– Par Orphane Beaulière –
La course à la mairie, des vœux échangés rapidement. Un baiser. La fermeture éclair des bagages, l’aéroport, ce sourire complice, un dernier regret et puis non, nous partons sans regarder en arrière. Une étendue de coton blanc qui me regarde à travers ce petit hublot. Le soleil joue à cache-cache depuis quelques minutes. Il ne me quitte pas des yeux. Je sens mes jambes commencer à s’engourdir. Plus qu’une heure et je pourrai enfin mettre les pieds sur la terre dont j’ai tant rêvé ces derniers mois et surtout ces dernières heures. Lucas est parfaitement endormi à mes côtés, je suis seule à assister au lever du soleil. L’avion atterrit, les bagages retrouvés, les jambes bien étirées, nous nous dirigeons vers l’hôtel. Assise, entassée dans ce croisement entre autobus et jeep, je vois pour la première fois ce pays. Comme de parfaits inconnus, nous nous dévisageons. Quelqu’un a décollé les couleurs de l’arc-en-ciel pour les mettre à chaque recoin de cette ville. Dans les marchés publics, sur les parapluies et les parasols, dans les plats servis dans la rue, les rayons du soleil de midi, partout où je pose les yeux une palette de couleur me fait un clin d’œil. Je suis assise là à sourire comme une vraie gourde devant toute cette diversité, je peux à peine contenir cette hâte, cette excitation!

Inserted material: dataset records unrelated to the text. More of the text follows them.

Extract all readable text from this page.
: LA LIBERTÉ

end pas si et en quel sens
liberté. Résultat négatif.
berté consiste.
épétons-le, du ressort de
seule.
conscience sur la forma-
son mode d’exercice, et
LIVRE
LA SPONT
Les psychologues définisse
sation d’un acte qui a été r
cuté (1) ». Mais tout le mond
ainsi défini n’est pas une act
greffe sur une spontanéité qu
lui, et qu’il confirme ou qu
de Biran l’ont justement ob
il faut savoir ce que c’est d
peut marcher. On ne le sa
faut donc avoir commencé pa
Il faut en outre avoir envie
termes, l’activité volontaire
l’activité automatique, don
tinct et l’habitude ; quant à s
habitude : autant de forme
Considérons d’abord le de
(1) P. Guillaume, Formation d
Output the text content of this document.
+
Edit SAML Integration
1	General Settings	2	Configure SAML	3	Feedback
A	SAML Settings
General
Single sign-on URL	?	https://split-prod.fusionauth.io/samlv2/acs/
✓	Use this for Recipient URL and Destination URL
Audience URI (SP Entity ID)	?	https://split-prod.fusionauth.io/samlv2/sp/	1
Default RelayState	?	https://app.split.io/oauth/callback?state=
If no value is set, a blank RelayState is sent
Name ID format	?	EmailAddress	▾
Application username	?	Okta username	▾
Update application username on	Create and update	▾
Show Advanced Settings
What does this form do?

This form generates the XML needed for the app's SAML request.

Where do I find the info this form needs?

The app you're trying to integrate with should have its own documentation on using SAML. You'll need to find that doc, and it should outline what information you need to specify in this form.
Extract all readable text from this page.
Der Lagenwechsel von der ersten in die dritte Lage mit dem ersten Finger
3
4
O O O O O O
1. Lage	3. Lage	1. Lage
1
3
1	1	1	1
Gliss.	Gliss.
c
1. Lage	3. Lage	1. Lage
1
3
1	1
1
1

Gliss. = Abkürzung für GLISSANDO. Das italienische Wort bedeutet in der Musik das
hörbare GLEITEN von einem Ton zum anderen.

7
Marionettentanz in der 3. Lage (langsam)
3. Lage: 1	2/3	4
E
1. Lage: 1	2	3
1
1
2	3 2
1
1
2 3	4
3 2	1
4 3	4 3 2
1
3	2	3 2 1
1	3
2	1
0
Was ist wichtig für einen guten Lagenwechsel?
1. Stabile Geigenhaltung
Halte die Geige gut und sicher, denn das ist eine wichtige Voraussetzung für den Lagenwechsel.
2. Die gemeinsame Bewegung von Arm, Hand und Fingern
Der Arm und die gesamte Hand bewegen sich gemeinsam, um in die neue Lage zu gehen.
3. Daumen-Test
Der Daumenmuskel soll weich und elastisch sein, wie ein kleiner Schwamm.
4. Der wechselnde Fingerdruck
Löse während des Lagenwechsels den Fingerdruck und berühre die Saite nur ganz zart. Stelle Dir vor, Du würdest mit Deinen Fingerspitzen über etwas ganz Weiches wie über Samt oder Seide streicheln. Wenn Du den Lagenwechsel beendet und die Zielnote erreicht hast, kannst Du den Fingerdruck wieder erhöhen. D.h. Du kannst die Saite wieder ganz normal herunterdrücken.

Cela fait vingt-quatre heures que j’ai un anneau à mon doigt. Rien de conventionnel, ni d’extravagant. La longue robe blanche, les dames larmoyantes de la famille, les filles d’honneur, l’église, je m’en foutais. Une petite cérémonie à la va-vite qui nous permettait de fuir la famille et les bises. Ainsi, maintenant en pleine lune de miel, je me retrouve dans un pays à deux côtés, pile et face. Riche et pauvre. Pour me décider sur les activités de la journée, je sors une pièce de 25 sous de mes poches et je demande à Lucas de faire tourner la pièce. Pile, nous irons faire un tour dans un côté de la ville un peu plus pauvre et face nous continuerons de nous prélasser dans notre suite. La pièce nous révèle qu’aujourd’hui nous pouvons oublier l’hôtel, car c’est pile qui nous fait face.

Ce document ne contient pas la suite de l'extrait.